String interning is a method of storing only one copy of each distinct string value, which must be immutable. In Python3, we have a function sys.intern() and if we use this function, we can enter a string in the table of interned strings. We get a reference to the interned string.

So, we can gain a little extra performance on dictionary lookup (key comparisons after hashing can be done by a pointer compare instead of a string compare).

Names used in programs are automatically interned. Dictionaries used to hold module, class or instance attributes have interned keys.

from sys import intern
a, b = "strin", "string"
print(f"{a + 'g' is b}")    # Returns false
intern(a + 'g') is intern(b) # returns True

False

True

Mutable containers memory allocationn strategy

There are different mutable containers in Python - lists, sets and dicts. Behind the scenes, there is a strategy for allocating these containers.

A good strategy will plan for growth and shrinkage. It will slightly overallocate memory needed by the container, to leave room for growth. Each time we append to a list, we won’t have to reallocate the memory. We also have to remember that sometimes we have to shrink the memory for a mutable container. This can help reduce the number of expensive function calls for instance to realloc or memcpy.

List allocation strategy

Lists are stored as fixed length array of pointers. So, we just point to objects. By design, we overallocate for list growth by append.

The capacity growth pattern is roughly \(4,8,16,25,35,46,\ldots\)

If we put something at the end of the list, these operations are cheap. But, if we put something in the middle or the beginning, we’ll have to copy/shift the elements in memory to perform this operation.

On my 64-bit machine, with Python 3.13.7, the list allocation size is:

64 bits : 56 + 8 * length

import sys
l = []
for i in range(17):
    l.append(i+1)
    print(f"List len = {len(l)}, size = {sys.getsizeof(l)} bytes")

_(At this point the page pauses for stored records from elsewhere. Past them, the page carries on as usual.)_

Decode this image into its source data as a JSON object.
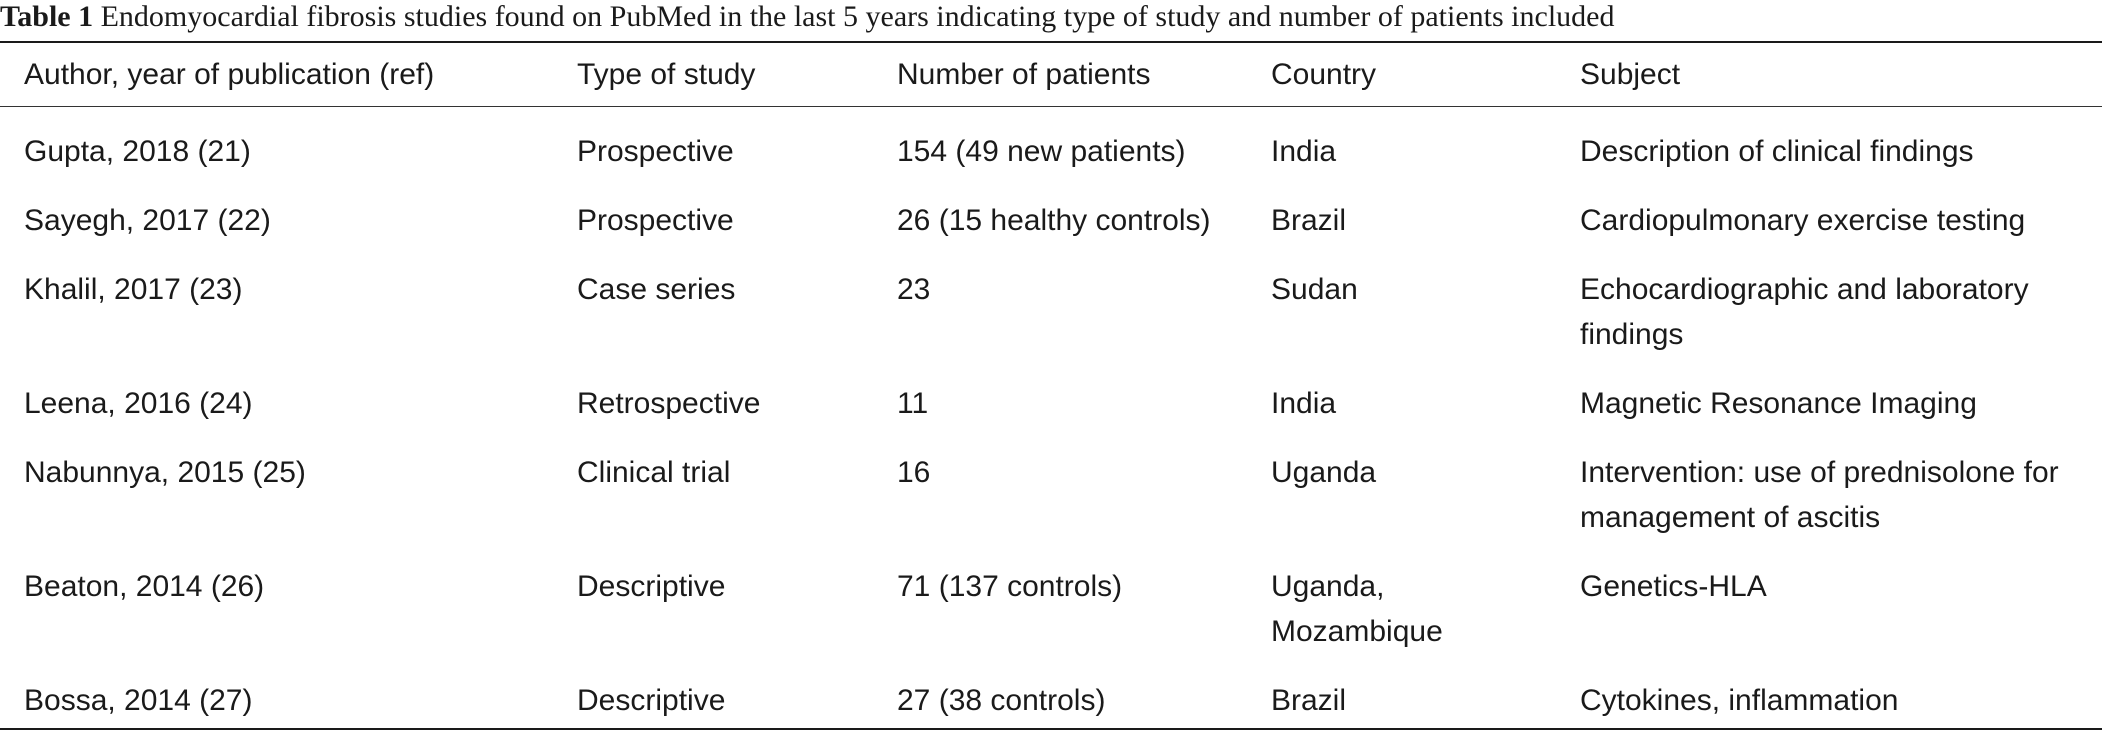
{
  "caption": {
    "label": "Table 1",
    "text": "Endomyocardial fibrosis studies found on PubMed in the last 5 years indicating type of study and number of patients included"
  },
  "table": {
    "headers": [
      "Author, year of publication (ref)",
      "Type of study",
      "Number of patients",
      "Country",
      "Subject"
    ],
    "rows": [
      [
        "Gupta, 2018 (21)",
        "Prospective",
        "154 (49 new patients)",
        "India",
        "Description of clinical findings"
      ],
      [
        "Sayegh, 2017 (22)",
        "Prospective",
        "26 (15 healthy controls)",
        "Brazil",
        "Cardiopulmonary exercise testing"
      ],
      [
        "Khalil, 2017 (23)",
        "Case series",
        "23",
        "Sudan",
        "Echocardiographic and laboratory findings"
      ],
      [
        "Leena, 2016 (24)",
        "Retrospective",
        "11",
        "India",
        "Magnetic Resonance Imaging"
      ],
      [
        "Nabunnya, 2015 (25)",
        "Clinical trial",
        "16",
        "Uganda",
        "Intervention: use of prednisolone for management of ascitis"
      ],
      [
        "Beaton, 2014 (26)",
        "Descriptive",
        "71 (137 controls)",
        "Uganda, Mozambique",
        "Genetics-HLA"
      ],
      [
        "Bossa, 2014 (27)",
        "Descriptive",
        "27 (38 controls)",
        "Brazil",
        "Cytokines, inflammation"
      ]
    ]
  }
}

List len = 1, size = 88 bytes
List len = 2, size = 88 bytes
List len = 3, size = 88 bytes
List len = 4, size = 88 bytes
List len = 5, size = 120 bytes
List len = 6, size = 120 bytes
List len = 7, size = 120 bytes
List len = 8, size = 120 bytes
List len = 9, size = 184 bytes
List len = 10, size = 184 bytes
List len = 11, size = 184 bytes
List len = 12, size = 184 bytes
List len = 13, size = 184 bytes
List len = 14, size = 184 bytes
List len = 15, size = 184 bytes
List len = 16, size = 184 bytes
List len = 17, size = 248 bytes

There is a fixed overhead of \(56\) bytes (the object header, type pointer, reference count ) etc.

For each size tier, the calculation is approximately:

88 bytes = 56 + 32(4 slots)
120 bytes = 56 + 64(8 slots)
184 bytes = 56 + 128(16 slots)
248 bytes =56 + 192(24 slots)

We shrink when the list size goes below \(1/2\) of the allocated storage. This is why appending to Python lists is \(O(1)\) amortized time - most appends just fill unused capacity, and only occasional appends trigger a reallocation.

Overallocation of dictionaries and sets

These are represented as fixed-length hash tables. We overallocate when we reach \(2/3\)rd of the capacity of a dictionary of set. For small dictionaries or sets, we quadruple the capacity else we double the capacity.